Es fácil señalar a Krause, también porque su voz fue siempre la menos escuchada y más menospreciada. En la duda, lo que sí es shakesperiano es la forma en que las profecías (amenazas en el caso de Krause) sobreviven, como en Macbeth, a toda heroicidad antes de reclamar su sombrío futuro. Y quizá es como debía ser, dado que un deporte en el que alguien defiende a quien le ataca, y ataca a quien le defiende suena, como poco, a maldición.

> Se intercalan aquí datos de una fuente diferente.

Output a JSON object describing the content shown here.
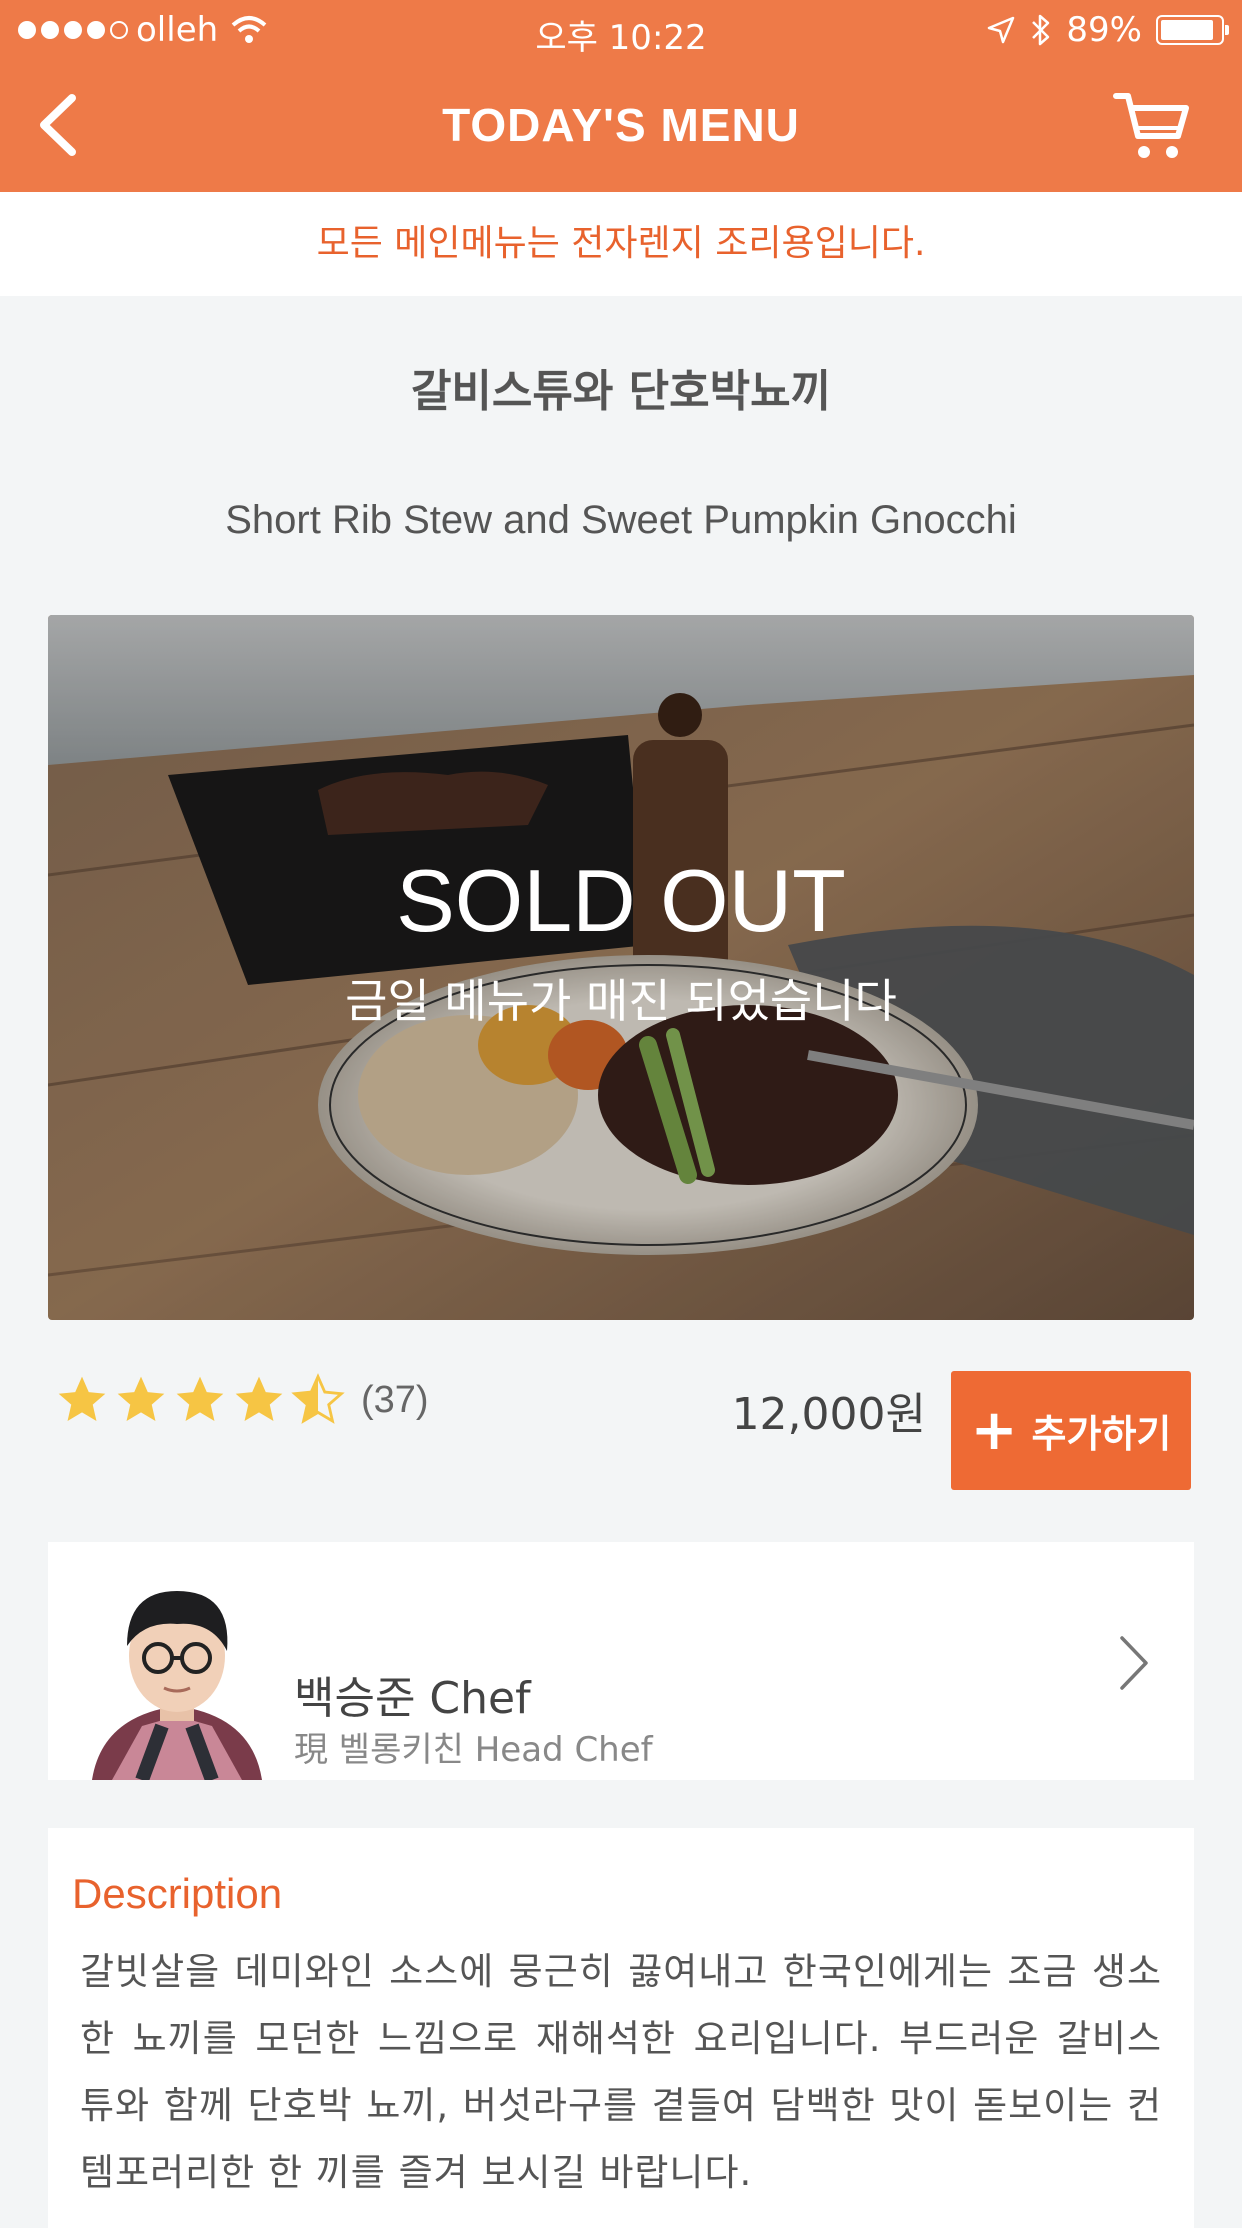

En mayo de 2020 Bomani Jones sugería en una entrevista de Isaac Chotiner en The New Yorker que todo el poder amasado por Jordan, toda la inmensa capacidad de presión y exigencia que volcara en sus compañeros, convivía paradójicamente en las mentes de quienes sufrían su ira o su desdén, con el deseo de agradarle, de hacer cuanto pudieran para despertar su simpatía o su gratitud. David Halberstam cita a un periodista que dijera “no haber sentido nunca tantas ganas de caer bien a alguien como con Jordan”. La pócima es compleja de generar y de explicar: la admiración absoluta es el camino más obvio para quien no tiene que soportar pullas en cada entrenamiento. Pero Jones hablaba del mismo efecto entre esos mismos jugadores. La superioridad de Jordan debía ser tan absoluta y tan perceptible a todas horas que el deseo de caerle bien tras anotar, digamos, 9 puntos, es difícil de separar del deseo no pronunciado de que eso sirviera para atenuar su ira al día siguiente en el entrenamiento. Y Jones probablemente acierta cuando sugería lo dudoso de que, cualquiera que fuera el esfuerzo realizado en la pista, eso supusiera caerle bien en modo alguno porque probablemente Jordan solo podía apreciar el marcador y limitarse a decir “bien. Ganamos”.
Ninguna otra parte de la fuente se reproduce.